Mr Bristow has called upon the city to rename one of its parkways after the reigning monarch due to her ‘special place’ in Peterborough’s history.
The Queen has visited the city four times since ascending to the throne 1952. The first was in 1952, while she was still Princess Elizabeth. She attended the Peterborough Agricultural Show at the old showground in Eastfield.
She also visited Burghley House on a few occasions but her first visit to Peterborough as a reigning monarch was in March 1975 when she handed out the Maundy money to 98 senior citizens – 49 to men and 49 to women, because she was 49-years-old at the time - in a special ceremony attended by more than 3,200 people at Peterborough Cathedral. She followed that with a walkabout in Bridge Street.
In 1978, a year after her silver jubilee, the Queen officially opened the new Magistrates Court and The Cresset complex at Bretton, tying both openings in with a visit to the National Shire Horse Society centenary show at Alwalton.
In May 1988, the Queen returned to the city to attend a special service to mark Peterborough Cathedral’s 750th anniversary and open both the Edith Cavell Hospital at Bretton and Norwich and Peterborough Building Society’s head office at Lynch Wood.
Her most recent visit to the city was in 1991, when she attended the East of England show.
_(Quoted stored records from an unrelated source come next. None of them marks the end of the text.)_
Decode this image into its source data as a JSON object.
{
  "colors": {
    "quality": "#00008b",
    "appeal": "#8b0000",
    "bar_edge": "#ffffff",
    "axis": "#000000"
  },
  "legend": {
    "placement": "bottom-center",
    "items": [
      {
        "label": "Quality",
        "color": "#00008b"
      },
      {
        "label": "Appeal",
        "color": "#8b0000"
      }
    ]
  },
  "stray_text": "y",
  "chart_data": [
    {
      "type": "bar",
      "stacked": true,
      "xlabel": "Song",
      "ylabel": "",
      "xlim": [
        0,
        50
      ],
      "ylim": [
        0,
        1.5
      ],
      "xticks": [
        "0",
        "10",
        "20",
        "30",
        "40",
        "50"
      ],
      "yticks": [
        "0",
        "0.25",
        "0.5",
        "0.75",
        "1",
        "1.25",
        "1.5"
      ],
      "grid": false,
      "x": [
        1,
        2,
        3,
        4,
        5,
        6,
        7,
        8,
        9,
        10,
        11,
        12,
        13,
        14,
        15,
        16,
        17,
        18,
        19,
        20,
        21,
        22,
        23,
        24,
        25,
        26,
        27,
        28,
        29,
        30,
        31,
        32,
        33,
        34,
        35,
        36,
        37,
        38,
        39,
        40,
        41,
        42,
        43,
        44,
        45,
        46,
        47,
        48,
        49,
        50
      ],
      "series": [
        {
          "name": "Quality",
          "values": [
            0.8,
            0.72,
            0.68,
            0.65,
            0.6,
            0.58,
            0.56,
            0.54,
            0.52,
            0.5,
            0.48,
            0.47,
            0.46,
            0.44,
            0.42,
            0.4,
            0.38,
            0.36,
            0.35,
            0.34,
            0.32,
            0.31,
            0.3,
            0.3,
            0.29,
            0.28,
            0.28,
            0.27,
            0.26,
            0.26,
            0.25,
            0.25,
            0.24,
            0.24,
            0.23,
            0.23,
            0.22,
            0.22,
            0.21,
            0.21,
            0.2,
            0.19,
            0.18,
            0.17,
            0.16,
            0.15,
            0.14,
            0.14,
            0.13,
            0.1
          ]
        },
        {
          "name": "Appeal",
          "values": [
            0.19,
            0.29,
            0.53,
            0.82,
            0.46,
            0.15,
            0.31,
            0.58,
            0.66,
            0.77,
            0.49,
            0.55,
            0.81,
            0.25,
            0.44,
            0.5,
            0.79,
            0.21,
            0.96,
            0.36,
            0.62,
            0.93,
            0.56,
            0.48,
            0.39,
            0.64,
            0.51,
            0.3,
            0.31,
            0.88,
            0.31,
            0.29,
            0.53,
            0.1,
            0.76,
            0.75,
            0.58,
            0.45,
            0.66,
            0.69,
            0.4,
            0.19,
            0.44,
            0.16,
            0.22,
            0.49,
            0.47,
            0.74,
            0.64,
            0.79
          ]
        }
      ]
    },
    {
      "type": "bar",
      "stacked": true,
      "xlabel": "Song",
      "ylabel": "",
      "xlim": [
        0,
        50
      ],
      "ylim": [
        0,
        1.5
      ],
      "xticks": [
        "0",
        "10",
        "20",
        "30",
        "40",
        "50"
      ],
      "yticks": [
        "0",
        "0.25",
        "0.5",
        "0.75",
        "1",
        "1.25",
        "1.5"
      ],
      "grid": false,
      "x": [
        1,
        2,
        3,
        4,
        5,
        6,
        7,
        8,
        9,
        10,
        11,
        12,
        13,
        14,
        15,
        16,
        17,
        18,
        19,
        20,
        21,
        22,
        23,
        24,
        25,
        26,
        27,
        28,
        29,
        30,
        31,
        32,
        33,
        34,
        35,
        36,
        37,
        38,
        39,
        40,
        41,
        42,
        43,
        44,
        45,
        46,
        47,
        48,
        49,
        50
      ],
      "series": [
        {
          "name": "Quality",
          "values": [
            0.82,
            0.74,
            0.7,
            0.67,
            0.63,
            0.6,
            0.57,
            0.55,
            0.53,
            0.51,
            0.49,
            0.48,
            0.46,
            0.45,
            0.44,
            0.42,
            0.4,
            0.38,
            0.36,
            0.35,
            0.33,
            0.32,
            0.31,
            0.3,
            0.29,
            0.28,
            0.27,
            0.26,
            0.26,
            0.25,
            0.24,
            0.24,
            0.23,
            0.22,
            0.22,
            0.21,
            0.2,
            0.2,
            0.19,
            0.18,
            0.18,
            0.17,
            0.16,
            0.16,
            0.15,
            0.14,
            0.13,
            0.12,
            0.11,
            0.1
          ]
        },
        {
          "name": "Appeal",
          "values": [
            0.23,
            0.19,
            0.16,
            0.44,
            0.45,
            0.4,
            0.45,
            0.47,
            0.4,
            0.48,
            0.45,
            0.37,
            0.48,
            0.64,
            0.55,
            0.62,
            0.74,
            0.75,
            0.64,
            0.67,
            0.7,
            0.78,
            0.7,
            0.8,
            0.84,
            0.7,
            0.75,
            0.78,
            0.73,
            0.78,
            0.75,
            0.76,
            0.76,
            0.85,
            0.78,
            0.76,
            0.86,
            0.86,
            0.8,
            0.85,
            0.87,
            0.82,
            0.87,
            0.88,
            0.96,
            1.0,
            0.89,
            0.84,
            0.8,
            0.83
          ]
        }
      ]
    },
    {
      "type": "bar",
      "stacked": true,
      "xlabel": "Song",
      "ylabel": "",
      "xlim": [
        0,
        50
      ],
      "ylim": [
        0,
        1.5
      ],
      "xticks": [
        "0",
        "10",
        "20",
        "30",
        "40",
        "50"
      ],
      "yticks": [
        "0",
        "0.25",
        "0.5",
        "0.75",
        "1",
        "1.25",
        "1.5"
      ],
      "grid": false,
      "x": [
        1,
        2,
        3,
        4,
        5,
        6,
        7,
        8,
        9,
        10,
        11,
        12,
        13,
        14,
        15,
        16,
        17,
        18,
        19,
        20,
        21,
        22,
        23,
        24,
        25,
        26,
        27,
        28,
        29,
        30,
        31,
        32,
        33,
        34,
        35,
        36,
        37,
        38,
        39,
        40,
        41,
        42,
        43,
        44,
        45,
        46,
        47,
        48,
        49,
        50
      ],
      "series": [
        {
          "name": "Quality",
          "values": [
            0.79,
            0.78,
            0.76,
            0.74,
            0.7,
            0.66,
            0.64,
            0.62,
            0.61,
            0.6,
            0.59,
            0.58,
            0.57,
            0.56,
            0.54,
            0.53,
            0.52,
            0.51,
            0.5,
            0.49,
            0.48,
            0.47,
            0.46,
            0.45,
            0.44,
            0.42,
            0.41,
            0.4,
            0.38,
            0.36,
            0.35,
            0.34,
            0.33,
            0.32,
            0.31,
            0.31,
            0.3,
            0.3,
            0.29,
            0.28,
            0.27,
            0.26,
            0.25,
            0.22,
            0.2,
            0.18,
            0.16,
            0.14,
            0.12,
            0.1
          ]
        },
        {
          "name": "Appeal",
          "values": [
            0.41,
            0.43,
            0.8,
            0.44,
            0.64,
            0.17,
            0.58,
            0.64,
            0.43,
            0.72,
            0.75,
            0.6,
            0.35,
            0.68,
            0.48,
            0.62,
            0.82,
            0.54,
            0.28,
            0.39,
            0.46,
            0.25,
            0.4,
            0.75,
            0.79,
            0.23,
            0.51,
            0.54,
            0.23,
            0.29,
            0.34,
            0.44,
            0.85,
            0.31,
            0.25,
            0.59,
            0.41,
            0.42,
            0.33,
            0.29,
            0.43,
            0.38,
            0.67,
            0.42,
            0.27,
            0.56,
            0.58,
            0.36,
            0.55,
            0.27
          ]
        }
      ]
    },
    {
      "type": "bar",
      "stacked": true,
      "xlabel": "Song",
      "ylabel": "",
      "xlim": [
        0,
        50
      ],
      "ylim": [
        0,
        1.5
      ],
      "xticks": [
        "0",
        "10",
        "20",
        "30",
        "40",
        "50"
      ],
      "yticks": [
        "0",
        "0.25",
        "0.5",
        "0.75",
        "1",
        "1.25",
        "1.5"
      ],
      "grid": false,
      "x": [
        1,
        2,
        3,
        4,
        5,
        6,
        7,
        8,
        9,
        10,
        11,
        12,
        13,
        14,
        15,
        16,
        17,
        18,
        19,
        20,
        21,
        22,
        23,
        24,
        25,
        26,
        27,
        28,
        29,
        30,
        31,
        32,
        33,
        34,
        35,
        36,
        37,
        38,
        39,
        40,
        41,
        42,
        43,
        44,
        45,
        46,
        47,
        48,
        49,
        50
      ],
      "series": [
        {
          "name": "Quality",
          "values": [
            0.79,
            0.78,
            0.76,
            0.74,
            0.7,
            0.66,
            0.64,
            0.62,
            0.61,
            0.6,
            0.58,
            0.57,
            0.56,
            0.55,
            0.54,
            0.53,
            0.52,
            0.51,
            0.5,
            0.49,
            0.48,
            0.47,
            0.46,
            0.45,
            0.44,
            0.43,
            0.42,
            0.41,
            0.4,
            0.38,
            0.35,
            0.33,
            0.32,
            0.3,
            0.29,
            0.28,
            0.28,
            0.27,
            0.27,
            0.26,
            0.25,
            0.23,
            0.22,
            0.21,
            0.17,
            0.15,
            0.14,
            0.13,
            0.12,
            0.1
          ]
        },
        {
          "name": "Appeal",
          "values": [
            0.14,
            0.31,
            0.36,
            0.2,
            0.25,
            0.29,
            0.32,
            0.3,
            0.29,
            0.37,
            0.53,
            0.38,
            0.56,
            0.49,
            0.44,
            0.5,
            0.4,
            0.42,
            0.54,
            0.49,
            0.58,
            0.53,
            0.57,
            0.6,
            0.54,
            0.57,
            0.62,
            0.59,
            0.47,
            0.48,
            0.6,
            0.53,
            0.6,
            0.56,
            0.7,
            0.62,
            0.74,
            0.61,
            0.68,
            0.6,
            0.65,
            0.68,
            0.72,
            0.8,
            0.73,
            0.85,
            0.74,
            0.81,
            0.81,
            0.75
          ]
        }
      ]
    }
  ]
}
In an open letter to the city council’s Chief Executive Officer Matt Gladstone, Mr Bristow said: “I believe such an important and historic occasion should also be marked in a permanent way by our city.
"The Queen has a special place in Peterborough’s history, having been one of the few reigning monarchs to visit the city.
"One of our parkways could be renamed in her honour as the Queen Elizabeth II Parkway.”
Mr Bristow also used the letter to call for the council to increase the street decoration in the city, being left disappointed by the current lack of union jacks and bunting.